Weiner process#

class quantflow.sp.weiner.WeinerProcess(*, sigma: Annotated[float, Ge(ge=0)] = 1)#

Methods:

analytical_cdf

Analytical cdf of the process at time t

analytical_mean

Analytical mean of the process at time t

analytical_pdf

Analytical pdf of the process at time t

analytical_variance

Analytical variance of the process at time t

characteristic_exponent

Characteristic exponent at time t for a given input parameter

sample

Generate random Paths from the process.

sample_from_draws

Sample Paths from the process given a set of draws

Attributes:

model_config

Configuration for the model, should be a dictionary conforming to [ConfigDict][pydantic.config.ConfigDict].

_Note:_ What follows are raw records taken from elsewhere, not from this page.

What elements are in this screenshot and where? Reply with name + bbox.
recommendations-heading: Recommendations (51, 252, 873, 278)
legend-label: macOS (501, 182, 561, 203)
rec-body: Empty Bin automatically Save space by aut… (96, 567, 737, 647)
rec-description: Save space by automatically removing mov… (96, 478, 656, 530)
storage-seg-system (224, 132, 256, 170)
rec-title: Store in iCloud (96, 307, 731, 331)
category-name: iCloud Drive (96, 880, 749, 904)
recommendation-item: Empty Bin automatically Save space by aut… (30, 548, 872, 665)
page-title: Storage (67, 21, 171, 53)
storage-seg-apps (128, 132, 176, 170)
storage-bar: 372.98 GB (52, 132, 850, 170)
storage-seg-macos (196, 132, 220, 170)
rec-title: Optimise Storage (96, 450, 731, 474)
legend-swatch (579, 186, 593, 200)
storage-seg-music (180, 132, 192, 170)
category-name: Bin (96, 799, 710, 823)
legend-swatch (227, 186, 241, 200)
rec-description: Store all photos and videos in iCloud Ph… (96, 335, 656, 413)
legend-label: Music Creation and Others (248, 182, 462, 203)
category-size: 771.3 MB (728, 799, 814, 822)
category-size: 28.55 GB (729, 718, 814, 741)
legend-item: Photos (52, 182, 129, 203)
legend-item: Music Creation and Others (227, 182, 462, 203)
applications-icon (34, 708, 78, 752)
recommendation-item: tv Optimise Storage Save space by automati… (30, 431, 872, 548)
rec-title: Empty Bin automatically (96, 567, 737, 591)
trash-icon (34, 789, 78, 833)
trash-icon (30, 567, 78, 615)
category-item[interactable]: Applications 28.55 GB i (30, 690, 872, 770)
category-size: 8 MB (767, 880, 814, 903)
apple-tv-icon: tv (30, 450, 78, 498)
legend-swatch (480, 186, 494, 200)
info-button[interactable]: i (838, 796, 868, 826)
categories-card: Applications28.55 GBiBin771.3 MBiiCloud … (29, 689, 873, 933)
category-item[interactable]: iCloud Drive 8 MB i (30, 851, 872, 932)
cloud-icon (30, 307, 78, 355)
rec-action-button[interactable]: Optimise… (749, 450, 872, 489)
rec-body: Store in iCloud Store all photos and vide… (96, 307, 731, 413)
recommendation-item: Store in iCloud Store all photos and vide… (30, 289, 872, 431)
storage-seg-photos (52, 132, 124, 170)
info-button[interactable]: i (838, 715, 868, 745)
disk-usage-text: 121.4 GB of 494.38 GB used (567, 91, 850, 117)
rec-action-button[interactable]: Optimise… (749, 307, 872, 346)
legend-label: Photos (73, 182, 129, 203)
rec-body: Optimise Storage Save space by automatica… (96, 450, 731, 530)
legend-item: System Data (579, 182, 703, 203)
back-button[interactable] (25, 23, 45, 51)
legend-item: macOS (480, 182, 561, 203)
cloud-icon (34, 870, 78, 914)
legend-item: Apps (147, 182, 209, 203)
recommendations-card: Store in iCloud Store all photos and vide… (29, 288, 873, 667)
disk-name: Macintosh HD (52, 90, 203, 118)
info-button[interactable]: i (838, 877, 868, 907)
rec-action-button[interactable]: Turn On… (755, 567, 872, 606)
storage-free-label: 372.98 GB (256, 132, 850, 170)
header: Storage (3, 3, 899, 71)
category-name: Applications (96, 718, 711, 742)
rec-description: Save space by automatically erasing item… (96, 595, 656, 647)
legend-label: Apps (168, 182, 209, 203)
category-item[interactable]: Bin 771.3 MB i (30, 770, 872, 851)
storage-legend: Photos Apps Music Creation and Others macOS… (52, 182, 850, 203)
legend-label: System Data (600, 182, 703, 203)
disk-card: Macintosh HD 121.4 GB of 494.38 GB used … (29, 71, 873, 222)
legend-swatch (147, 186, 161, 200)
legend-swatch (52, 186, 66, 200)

analytical_cdf(t: ndarray[tuple[int, ...], dtype[floating[Any]]] | float, x: ndarray[tuple[int, ...], dtype[floating[Any]]] | float) ndarray[tuple[int, ...], dtype[floating[Any]]] | float#

Analytical cdf of the process at time t

Implement if available

analytical_mean(t: ndarray[tuple[int, ...], dtype[floating[Any]]] | float) ndarray[tuple[int, ...], dtype[floating[Any]]] | float#

Analytical mean of the process at time t

Implement if available

analytical_pdf(t: ndarray[tuple[int, ...], dtype[floating[Any]]] | float, x: ndarray[tuple[int, ...], dtype[floating[Any]]] | float) ndarray[tuple[int, ...], dtype[floating[Any]]] | float#

Analytical pdf of the process at time t

Implement if available

analytical_variance(t: ndarray[tuple[int, ...], dtype[floating[Any]]] | float) ndarray[tuple[int, ...], dtype[floating[Any]]] | float#

Analytical variance of the process at time t

Implement if available

characteristic_exponent(t: int | float | complex | ndarray | Series, u: int | float | complex | ndarray | Series) int | float | complex | ndarray | Series#

Characteristic exponent at time t for a given input parameter

sample(n: int, time_horizon: float = 1, time_steps: int = 100) Paths#

Generate random Paths from the process.

Parameters:
  • n – number of paths

  • time_horizon – time horizon

  • time_steps – number of time steps to arrive at horizon

sample_from_draws(draws: Paths, *args: Paths) Paths#

Sample Paths from the process given a set of draws

model_config: ClassVar[ConfigDict] = {'extra': 'forbid'}#

Configuration for the model, should be a dictionary conforming to [ConfigDict][pydantic.config.ConfigDict].